I was at the second-fastest computer in the world, in a room with some of the top geeks from Champaign-Urbana, IBM, DoD etc.
They couldn't get the damn thing to load. Finally, after a long and embarrassing (for them) time, they brought up a picture of a building.
I was unimpressed.
It was quite a few years before I was impressed.
It looks interesting. In many ways, it's my doctoral thesis project redone for modern technology. And, it's true, it's hard to describe to people outside the field. The simplest would be that Croquet is a box of tools for building the metaverse from Snow Crash or NeuroMancer. Or building things like World of WarCraft or Second Life.
As in most things like this, doing the thing is very easy — getting everyone to agree on a doing it in a common way is very hard. Croquet is trying to create a common way of interacting in 3D virtual environments, the way HTML did that for 2D pages.
I can see how that would revolutionize gaming, but how is it going to revolutionize everything else we do with computers? I remember when cyberpunk/virtual reality was the new, hot thing, and many of the sci-fi movies had hackers interacting with the web through 3-d representations of everything: security systems, bank accounts, etc. Is that what they're talking about here? I wasn't very convinced back then that that would be the way things would be.
So instead of managing my bank account using forms on a web page, I'll be interacting with a virtual teller in a 3d MUD? Sounds like a lot of wasted computing to do something very simple.
I don't think, apart from a small group of people, that we'll be giving up reality for virtual reality. But I'm a Boomer, so don't listen to me.

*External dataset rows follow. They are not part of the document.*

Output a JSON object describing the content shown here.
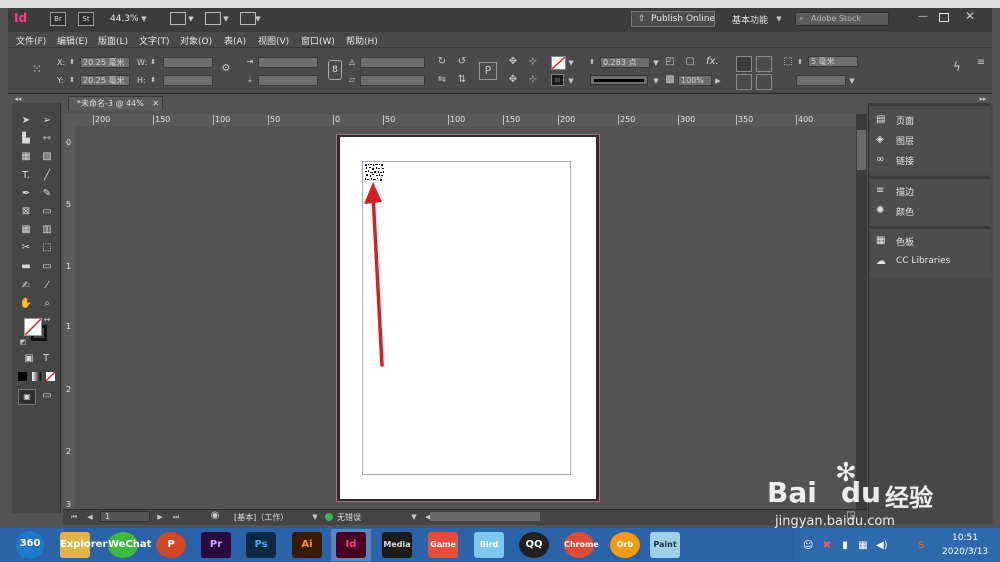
{
  "app": {
    "logo": "Id",
    "bridge_btn": "Br",
    "stock_btn": "St",
    "zoom": "44.3%",
    "publish_label": "Publish Online",
    "workspace": "基本功能",
    "search_placeholder": "Adobe Stock",
    "window_controls": [
      "minimize-icon",
      "restore-icon",
      "close-icon"
    ]
  },
  "menu": [
    "文件(F)",
    "编辑(E)",
    "版面(L)",
    "文字(T)",
    "对象(O)",
    "表(A)",
    "视图(V)",
    "窗口(W)",
    "帮助(H)"
  ],
  "control": {
    "x_label": "X:",
    "x_value": "20.25 毫米",
    "y_label": "Y:",
    "y_value": "20.25 毫米",
    "w_label": "W:",
    "h_label": "H:",
    "stroke_weight": "0.283 点",
    "opacity": "100%",
    "fx_label": "fx.",
    "gap_value": "5 毫米"
  },
  "document": {
    "tab_title": "*未命名-3 @ 44%",
    "ruler_h_ticks": [
      "200",
      "150",
      "100",
      "50",
      "0",
      "50",
      "100",
      "150",
      "200",
      "250",
      "300",
      "350",
      "400"
    ],
    "ruler_v_ticks": [
      "0",
      "5",
      "1",
      "1",
      "2",
      "2",
      "3"
    ]
  },
  "status": {
    "page_number": "1",
    "master": "[基本]（工作）",
    "preflight": "无错误",
    "preflight_color": "#3fb34f"
  },
  "panels": [
    {
      "icon": "pages-icon",
      "label": "页面"
    },
    {
      "icon": "layers-icon",
      "label": "图层"
    },
    {
      "icon": "links-icon",
      "label": "链接"
    },
    {
      "icon": "stroke-icon",
      "label": "描边"
    },
    {
      "icon": "color-icon",
      "label": "颜色"
    },
    {
      "icon": "swatches-icon",
      "label": "色板"
    },
    {
      "icon": "cc-libraries-icon",
      "label": "CC Libraries"
    }
  ],
  "taskbar": {
    "apps": [
      "360",
      "Explorer",
      "WeChat",
      "P",
      "Pr",
      "Ps",
      "Ai",
      "Id",
      "Media",
      "Game",
      "Bird",
      "QQ",
      "Chrome",
      "Orb",
      "Paint"
    ],
    "time": "10:51",
    "date": "2020/3/13"
  },
  "watermark": {
    "brand": "Bai",
    "brand2": "du",
    "cn": "经验",
    "url": "jingyan.baidu.com"
  },
  "colors": {
    "accent_arrow": "#d42020",
    "app_logo": "#ff3366",
    "taskbar": "#2a63a8"
  }
}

But if it does happen, which company stocks should I be investigating now? Who's making this happen?
That's mostly hype. And it's unlikely to have much effect on gaming, because that will require a level of performance not available in this mechanism (just like you don't build word processors in HTML).
You may scoff at banking in 3D, but many non sophisticated users may not, especially if the 3D interface resembles a bank lobby. Rather than looking through the links for "Withdrawl", you'd go to the table and grab a "Withdrawal slip" just like in a bank. If you want online help, you walk up to the teller. A key thing would be that the non-geek users learn one interface (moving around in 3D) and it then applies to all their online use because the visual interfaces correspond very directly to the physical world actions they know (like, how to do things in a bank).
On the other side of the age gap, kids are all very comfortable with moving around in virtual 3D spaces to do things from their games, so they'll pick up the interface without even thinking about it.
Nearer term, there's a lot of engineering and scientific collaboration that would find this very powerful. Just consider architecture. Or landscaping. Or molecular biology. Or network design.
At some point, maybe not far off, the concept of bank lobby and deposit slip might be alien to the young'uns.
About 8 years ago, the high school drama program my kids were in put on '42nd Street.' In a big crowd scene, there was a vignette of 3 girls going into phone booths to make calls.
The prop booths had '42 style phones. I didn't catch it at first, but the woman sitting next to me cracked up when the girls started dialing.
They just spun their fingers round and round without stopping. Of course. None of them had ever seen a dial phone; they didn't know about the detente.
Perhaps. Yet kids still know what a Victrola record player is, and many of them have never seen a vinyl record. Whatever imagery is current when this becomes wide spread is likely to persist for a very long time.